JSON Key Renamer
JSON Key Renamer / Mapper
The JSON Key Renamer (also known as a key mapper) lets you rename JSON keys quickly and consistently. It is ideal for transforming API payloads, aligning data with database schemas, or adapting third-party JSON to your internal naming conventions. Use simple mappings like user.name=fullName to rename fields, including nested keys with dot notation. The tool runs locally in your browser to keep your data private.
Renaming keys is a common step when integrating multiple systems. One API may return user_name, while another expects userName. By mapping keys in one pass, you keep data consistent and reduce manual editing. This tool helps you standardize output quickly, which is especially valuable for data pipelines, ETL jobs, and front-end integrations.
What the key renamer does
- Renames keys based on your mapping rules.
- Supports nested keys with dot notation.
- Keeps values unchanged while adjusting field names.

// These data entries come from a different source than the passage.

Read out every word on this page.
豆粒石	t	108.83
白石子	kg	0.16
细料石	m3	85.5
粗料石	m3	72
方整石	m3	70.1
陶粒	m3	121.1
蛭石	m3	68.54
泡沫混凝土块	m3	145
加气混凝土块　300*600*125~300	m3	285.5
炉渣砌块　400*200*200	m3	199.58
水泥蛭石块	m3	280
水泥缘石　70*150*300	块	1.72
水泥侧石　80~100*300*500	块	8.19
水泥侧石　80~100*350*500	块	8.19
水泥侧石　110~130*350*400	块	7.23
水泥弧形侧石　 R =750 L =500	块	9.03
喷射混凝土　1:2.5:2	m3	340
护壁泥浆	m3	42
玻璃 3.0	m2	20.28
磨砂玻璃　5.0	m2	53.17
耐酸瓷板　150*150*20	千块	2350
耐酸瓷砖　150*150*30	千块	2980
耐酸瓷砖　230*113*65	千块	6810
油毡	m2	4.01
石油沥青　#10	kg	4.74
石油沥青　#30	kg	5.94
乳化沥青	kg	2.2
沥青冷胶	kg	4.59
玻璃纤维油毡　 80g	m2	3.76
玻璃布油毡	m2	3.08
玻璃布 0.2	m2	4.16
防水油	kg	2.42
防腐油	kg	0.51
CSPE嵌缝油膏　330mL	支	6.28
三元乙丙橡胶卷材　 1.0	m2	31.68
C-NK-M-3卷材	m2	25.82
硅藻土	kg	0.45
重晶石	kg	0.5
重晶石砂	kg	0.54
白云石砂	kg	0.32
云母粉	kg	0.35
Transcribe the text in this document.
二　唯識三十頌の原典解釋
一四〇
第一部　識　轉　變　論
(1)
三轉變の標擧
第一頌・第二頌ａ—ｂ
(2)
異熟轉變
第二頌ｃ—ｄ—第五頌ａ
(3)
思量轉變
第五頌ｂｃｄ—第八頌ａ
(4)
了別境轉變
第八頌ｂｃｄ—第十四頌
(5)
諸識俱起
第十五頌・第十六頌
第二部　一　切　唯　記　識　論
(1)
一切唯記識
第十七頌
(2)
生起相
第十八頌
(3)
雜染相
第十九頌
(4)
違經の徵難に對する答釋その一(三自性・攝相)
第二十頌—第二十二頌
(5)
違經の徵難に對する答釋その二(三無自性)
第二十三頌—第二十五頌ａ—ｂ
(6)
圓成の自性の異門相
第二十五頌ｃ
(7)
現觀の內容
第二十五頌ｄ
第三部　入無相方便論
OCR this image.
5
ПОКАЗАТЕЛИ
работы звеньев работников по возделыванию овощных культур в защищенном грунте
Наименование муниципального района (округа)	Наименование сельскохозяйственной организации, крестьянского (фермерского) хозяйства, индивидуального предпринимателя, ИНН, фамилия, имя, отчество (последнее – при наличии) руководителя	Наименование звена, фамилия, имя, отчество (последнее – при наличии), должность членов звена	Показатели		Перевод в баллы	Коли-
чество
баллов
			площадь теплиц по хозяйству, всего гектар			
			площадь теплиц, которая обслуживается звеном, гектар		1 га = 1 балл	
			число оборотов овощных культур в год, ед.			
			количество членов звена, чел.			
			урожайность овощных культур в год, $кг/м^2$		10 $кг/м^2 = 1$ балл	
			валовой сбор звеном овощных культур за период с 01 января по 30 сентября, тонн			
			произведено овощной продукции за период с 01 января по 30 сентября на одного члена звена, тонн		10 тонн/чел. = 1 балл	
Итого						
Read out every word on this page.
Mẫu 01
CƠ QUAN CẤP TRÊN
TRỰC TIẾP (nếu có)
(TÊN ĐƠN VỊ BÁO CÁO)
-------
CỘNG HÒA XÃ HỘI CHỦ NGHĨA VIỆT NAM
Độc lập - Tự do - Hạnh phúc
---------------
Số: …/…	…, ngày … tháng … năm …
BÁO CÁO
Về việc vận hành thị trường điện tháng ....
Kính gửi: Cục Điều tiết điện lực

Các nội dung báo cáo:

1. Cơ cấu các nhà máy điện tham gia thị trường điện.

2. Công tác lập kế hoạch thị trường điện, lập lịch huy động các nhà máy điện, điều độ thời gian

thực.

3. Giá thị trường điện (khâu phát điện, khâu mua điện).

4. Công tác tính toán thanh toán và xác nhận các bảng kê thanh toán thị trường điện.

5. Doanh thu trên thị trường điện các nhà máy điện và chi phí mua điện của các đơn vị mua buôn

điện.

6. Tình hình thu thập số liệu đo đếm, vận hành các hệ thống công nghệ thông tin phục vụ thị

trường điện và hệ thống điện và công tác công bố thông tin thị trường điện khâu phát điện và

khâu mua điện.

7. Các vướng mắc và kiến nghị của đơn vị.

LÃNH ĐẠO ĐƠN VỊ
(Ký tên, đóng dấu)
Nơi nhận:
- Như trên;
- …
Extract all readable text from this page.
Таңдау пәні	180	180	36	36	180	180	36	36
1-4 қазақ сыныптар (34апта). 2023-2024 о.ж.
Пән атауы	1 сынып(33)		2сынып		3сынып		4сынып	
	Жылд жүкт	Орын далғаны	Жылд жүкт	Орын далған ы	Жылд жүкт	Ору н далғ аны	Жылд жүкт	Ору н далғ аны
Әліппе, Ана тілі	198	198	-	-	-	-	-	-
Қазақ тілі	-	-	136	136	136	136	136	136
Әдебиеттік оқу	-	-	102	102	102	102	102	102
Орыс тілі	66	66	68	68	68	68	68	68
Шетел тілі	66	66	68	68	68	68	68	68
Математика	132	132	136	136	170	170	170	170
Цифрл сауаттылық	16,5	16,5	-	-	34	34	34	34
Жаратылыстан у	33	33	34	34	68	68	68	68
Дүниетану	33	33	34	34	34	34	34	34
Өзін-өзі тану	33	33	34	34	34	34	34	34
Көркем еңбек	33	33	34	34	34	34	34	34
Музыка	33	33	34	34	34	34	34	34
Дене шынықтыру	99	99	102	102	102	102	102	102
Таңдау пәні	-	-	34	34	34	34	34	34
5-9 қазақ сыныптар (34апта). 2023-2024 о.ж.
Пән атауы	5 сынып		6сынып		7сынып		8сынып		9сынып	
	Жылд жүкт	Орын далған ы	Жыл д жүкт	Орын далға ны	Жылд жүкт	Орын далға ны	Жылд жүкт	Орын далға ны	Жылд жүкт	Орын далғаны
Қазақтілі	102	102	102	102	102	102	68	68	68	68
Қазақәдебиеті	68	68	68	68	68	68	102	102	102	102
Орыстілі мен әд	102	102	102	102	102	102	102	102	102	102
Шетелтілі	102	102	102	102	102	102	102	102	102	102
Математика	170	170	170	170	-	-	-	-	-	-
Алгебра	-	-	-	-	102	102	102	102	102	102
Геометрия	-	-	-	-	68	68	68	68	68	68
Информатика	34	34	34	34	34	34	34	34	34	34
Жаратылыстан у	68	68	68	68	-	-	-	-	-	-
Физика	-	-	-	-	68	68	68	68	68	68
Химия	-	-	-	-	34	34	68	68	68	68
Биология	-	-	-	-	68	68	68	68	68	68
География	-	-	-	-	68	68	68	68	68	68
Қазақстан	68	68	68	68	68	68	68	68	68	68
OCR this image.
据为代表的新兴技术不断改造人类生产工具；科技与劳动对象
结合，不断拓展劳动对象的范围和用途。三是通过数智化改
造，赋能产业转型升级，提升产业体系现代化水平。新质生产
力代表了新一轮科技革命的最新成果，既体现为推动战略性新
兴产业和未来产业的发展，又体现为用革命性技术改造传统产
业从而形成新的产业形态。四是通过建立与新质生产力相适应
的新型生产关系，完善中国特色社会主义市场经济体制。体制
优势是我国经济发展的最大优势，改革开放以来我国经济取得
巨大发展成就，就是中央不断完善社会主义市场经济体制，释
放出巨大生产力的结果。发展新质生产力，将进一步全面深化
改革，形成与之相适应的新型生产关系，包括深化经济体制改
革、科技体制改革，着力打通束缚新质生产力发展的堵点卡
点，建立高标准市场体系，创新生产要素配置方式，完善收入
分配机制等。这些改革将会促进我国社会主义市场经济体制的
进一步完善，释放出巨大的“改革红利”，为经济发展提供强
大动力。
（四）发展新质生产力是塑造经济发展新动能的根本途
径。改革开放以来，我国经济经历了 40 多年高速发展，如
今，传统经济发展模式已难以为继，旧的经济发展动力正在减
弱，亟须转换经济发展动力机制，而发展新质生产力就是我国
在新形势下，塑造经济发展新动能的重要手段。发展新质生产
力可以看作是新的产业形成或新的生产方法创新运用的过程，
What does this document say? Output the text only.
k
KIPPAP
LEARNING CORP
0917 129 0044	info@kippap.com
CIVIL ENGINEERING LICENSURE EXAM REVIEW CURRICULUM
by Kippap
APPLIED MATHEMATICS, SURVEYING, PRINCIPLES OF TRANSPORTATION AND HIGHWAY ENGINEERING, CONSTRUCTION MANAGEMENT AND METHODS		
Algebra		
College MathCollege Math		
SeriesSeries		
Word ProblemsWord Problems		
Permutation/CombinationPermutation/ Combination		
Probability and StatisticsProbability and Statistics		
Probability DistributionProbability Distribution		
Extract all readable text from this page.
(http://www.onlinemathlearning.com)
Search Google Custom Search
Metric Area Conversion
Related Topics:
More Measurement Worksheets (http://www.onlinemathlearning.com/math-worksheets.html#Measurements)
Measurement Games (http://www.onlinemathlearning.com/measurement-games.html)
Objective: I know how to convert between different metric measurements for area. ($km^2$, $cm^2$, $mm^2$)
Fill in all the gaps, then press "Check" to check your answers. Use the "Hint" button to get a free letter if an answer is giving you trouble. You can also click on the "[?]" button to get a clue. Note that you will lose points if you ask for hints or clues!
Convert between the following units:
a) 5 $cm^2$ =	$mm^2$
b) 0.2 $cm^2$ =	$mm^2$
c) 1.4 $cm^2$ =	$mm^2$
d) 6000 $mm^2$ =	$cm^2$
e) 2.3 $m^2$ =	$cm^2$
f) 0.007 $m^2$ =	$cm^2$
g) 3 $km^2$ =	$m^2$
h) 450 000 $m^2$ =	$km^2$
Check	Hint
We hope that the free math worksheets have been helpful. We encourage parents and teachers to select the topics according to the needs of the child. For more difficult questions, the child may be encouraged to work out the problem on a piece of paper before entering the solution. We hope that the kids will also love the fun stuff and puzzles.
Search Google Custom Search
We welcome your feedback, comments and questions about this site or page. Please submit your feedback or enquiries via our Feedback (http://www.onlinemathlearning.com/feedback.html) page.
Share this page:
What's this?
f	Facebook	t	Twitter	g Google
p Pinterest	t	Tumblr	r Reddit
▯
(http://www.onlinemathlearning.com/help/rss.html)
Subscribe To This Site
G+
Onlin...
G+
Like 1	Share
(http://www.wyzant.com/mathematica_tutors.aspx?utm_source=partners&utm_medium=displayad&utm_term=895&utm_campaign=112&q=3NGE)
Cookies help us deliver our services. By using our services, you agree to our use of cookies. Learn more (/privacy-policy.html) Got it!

- Outputs valid JSON for immediate use.
How to use the key renamer
- Paste JSON into the left editor.
- Add mapping rules in the mapper field, one per line.
- Click Rename to generate the output.
- Copy or download the renamed JSON.
Example: simple key renaming
Input JSON:
{
"id": 10,
"user_name": "Avi",
"is_active": true
}
Mapping rules:
user_name=userName
is_active=active
Output JSON:
{
"id": 10,
"userName": "Avi",
"active": true
}
Example: nested keys with dot notation
Input JSON:
{
"user": {
"name": "Avi",
"contact": { "email": "avi@example.com" }
}
}
Mapping rules:
user.name=fullName
user.contact.email=emailAddress
Output JSON:
{
"user": {
"fullName": "Avi",
"contact": { "emailAddress": "avi@example.com" }
}
}
Common errors and fixes
- Invalid JSON: Renaming requires valid JSON. Use JSON Validator to fix syntax errors.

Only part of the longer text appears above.